Scikit-Learn GridSearchCV KNeighborsRegressor

Hyperparameter tuning is a crucial step in optimizing machine learning models for best performance. In this example, we’ll demonstrate how to use scikit-learn’s GridSearchCV to perform hyperparameter tuning for KNeighborsRegressor, a popular algorithm for regression tasks.

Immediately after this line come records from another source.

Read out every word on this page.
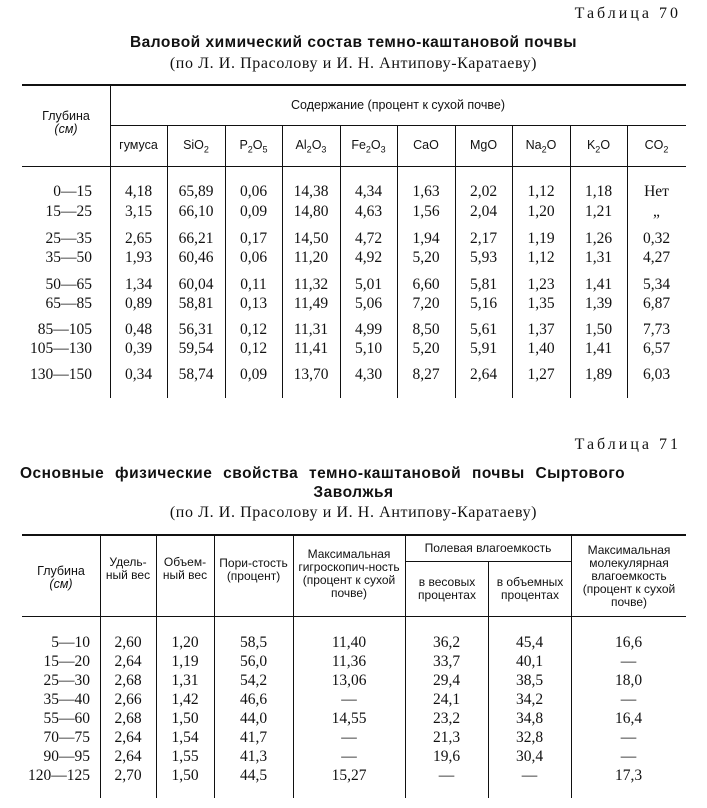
Таблица 70
Валовой химический состав темно-каштановой почвы
(по Л. И. Прасолову и И. Н. Антипову-Каратаеву)
Глубина
(см)
Содержание (процент к сухой почве)
гумуса	SiO$_2$	$P_2O_5$	$Al_2O_3$	$Fe_2O_3$	CaO	MgO	$Na_2O$	$K_2O$	$CO_2$
0—15	4,18	65,89	0,06	14,38	4,34	1,63	2,02	1,12	1,18	Нет
15—25	3,15	66,10	0,09	14,80	4,63	1,56	2,04	1,20	1,21	„
25—35	2,65	66,21	0,17	14,50	4,72	1,94	2,17	1,19	1,26	0,32
35—50	1,93	60,46	0,06	11,20	4,92	5,20	5,93	1,12	1,31	4,27
50—65	1,34	60,04	0,11	11,32	5,01	6,60	5,81	1,23	1,41	5,34
65—85	0,89	58,81	0,13	11,49	5,06	7,20	5,16	1,35	1,39	6,87
85—105	0,48	56,31	0,12	11,31	4,99	8,50	5,61	1,37	1,50	7,73
105—130	0,39	59,54	0,12	11,41	5,10	5,20	5,91	1,40	1,41	6,57
130—150	0,34	58,74	0,09	13,70	4,30	8,27	2,64	1,27	1,89	6,03
Таблица 71
Основные физические свойства темно-каштановой почвы Сыртового
Заволжья
(по Л. И. Прасолову и И. Н. Антипову-Каратаеву)
Глубина
(см)
Удель-ный вес
Объем-ный вес
Пори-стость (процент)
Максимальная гигроскопич-ность (процент к сухой почве)
Полевая влагоемкость
в весовых процентах
в объемных процентах
Максимальная молекулярная влагоемкость (процент к сухой почве)
5—10	2,60	1,20	58,5	11,40	36,2	45,4	16,6
15—20	2,64	1,19	56,0	11,36	33,7	40,1	—
25—30	2,68	1,31	54,2	13,06	29,4	38,5	18,0
35—40	2,66	1,42	46,6	—	24,1	34,2	—
55—60	2,68	1,50	44,0	14,55	23,2	34,8	16,4
70—75	2,64	1,54	41,7	—	21,3	32,8	—
90—95	2,64	1,55	41,3	—	19,6	30,4	—
120—125	2,70	1,50	44,5	15,27	—	—	17,3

Grid search is a method for evaluating different combinations of model hyperparameters to find the best performing configuration. It exhaustively searches through a specified parameter grid, trains and evaluates the model for each combination using cross-validation, and selects the hyperparameters that yield the best performance metric.

KNeighborsRegressor is a regression model that predicts the target for a data point by averaging the targets of its nearest neighbors in the feature space. It is straightforward but can be very effective for certain types of regression problems.

The key hyperparameters for KNeighborsRegressor include the number of neighbors (n_neighbors), which determines how many neighbors are used in the prediction; the weights function (weights), which decides whether all neighbors are weighted equally or closer neighbors have more influence; and the algorithm used to compute the nearest neighbors (algorithm), which can affect the efficiency of the model.

from sklearn.datasets import make_regression
from sklearn.model_selection import train_test_split, GridSearchCV
from sklearn.neighbors import KNeighborsRegressor

# Generate synthetic regression dataset
X, y = make_regression(n_samples=1000, n_features=10, noise=0.1, random_state=42)

# Split into train and test sets
X_train, X_test, y_train, y_test = train_test_split(X, y, test_size=0.2, random_state=42)

# Define parameter grid
param_grid = {
    'n_neighbors': [3, 5, 7, 9],
    'weights': ['uniform', 'distance'],
    'algorithm': ['auto', 'ball_tree', 'kd_tree', 'brute']
}

# Perform grid search
grid_search = GridSearchCV(estimator=KNeighborsRegressor(),
                           param_grid=param_grid,
                           cv=5,
                           scoring='neg_mean_squared_error')
grid_search.fit(X_train, y_train)

# Report best score and parameters
print(f"Best score: {grid_search.best_score_:.3f}")
print(f"Best parameters: {grid_search.best_params_}")

# Evaluate on test set
best_model = grid_search.best_estimator_
test_score = best_model.score(X_test, y_test)
print(f"Test set score: {test_score:.3f}")

Running the example gives an output like:

Best score: -4205.617
Best parameters: {'algorithm': 'auto', 'n_neighbors': 5, 'weights': 'distance'}
Test set score: 0.781

The steps are as follows:

1. Generate a synthetic regression dataset using make_regression.
2. Split the dataset into train and test sets using train_test_split.
3. Define the parameter grid with different values for n_neighbors, weights, and algorithm hyperparameters.
4. Perform grid search using GridSearchCV, specifying the KNeighborsRegressor model, parameter grid, 5-fold cross-validation, and negative mean squared error scoring metric.
5. Report the best cross-validation score and best set of hyperparameters found by grid search.
6. Evaluate the best model on the hold-out test set and report the score.

By using GridSearchCV, we can efficiently explore different hyperparameter settings and identify the optimal configuration for our KNeighborsRegressor model, ensuring better performance on regression tasks.